Declaring a search index

Add .searchIndex(name, { field, filterFields }) to a table. field is the column the full-text index covers; filterFields lists columns you can narrow by with an exact match inside the search query.

// lunora/schema.ts
import { defineSchema, defineTable, v } from "lunorash/server";

export default defineSchema({
    messages: defineTable({
        channelId: v.id("channels"),
        userId: v.id("users"),
        text: v.string(),
    })
        .index("by_channel", ["channelId", "_creationTime"])
        .searchIndex("search_text", {
            field: "text",
            filterFields: ["channelId"],
        }),
});

Running a search query

Use .withSearchIndex(name, q => …). The builder's .search(field, query) runs the full-text match against the index's searchable field (call it exactly once), and .eq(field, value) narrows by a declared filter field.
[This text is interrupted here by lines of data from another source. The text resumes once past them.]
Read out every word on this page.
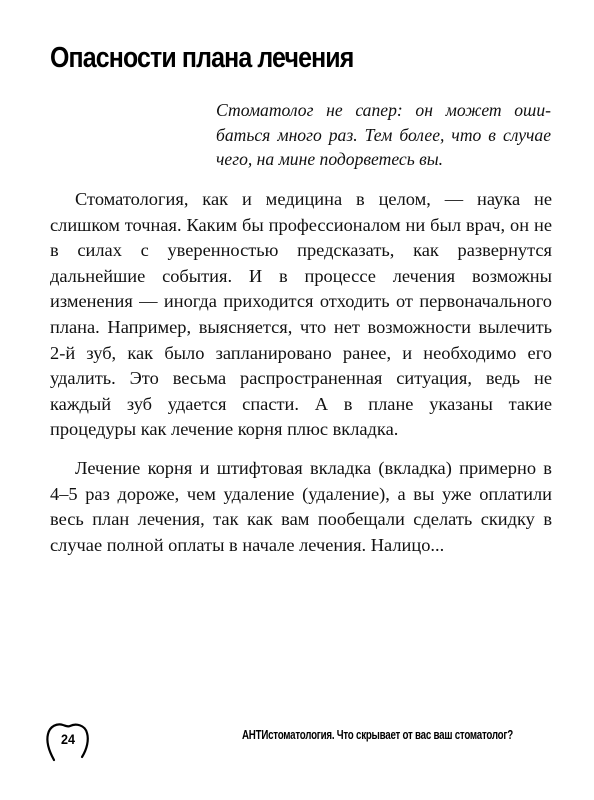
Опасности плана лечения

Стоматолог не сапер: он может ошибаться много раз. Тем более, что в случае чего, на мине подорветесь вы.

Стоматология, как и медицина в целом, — наука не слишком точная. Каким бы профессионалом ни был врач, он не в силах с уверенностью предсказать, как развернутся дальнейшие события. И в процессе лечения возможны изменения — иногда приходится отходить от первоначального плана. Например, выясняется, что нет возможности вылечить 2-й зуб, как было запланировано ранее, и необходимо его удалить. Это весьма распространенная ситуация, ведь не каждый зуб удается спасти. А в плане указаны такие процедуры как лечение корня плюс вкладка.

Лечение корня и штифтовая вкладка (вкладка) примерно в 4–5 раз дороже, чем удаление (удаление), а вы уже оплатили весь план лечения, так как вам пообещали сделать скидку в случае полной оплаты в начале лечения. Налицо...

24	АНТИстоматология. Что скрывает от вас ваш стоматолог?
import { query, v } from "@/lunora/_generated/server";

export const searchMessages = query.input({ channelId: v.id("channels"), term: v.string() }).query(async ({ ctx, args: { channelId, term } }) => {
    return ctx.db
        .query("messages")
        .withSearchIndex("search_text", (q) => q.search("text", term).eq("channelId", channelId))
        .take(20);
});

Filter fields

Every column you want to filter by inside a search must be declared in filterFields — only then can you call .eq(field, value) on it in the search builder. They narrow the candidate set by an exact match before relevance scoring, so a per-channel or per-tenant search stays scoped.

Relevance ordering and .take(n)

A search query returns rows ordered by relevance to the search term, best match first. You cannot re-.order() it, and .paginate() is not supported on a search query. Bound the result set with .take(n) instead:

.withSearchIndex("search_text", (q) => q.search("text", term))
.take(20);

.collect() and .first() also work; reach for .take(n) to cap how many top-ranked hits you return.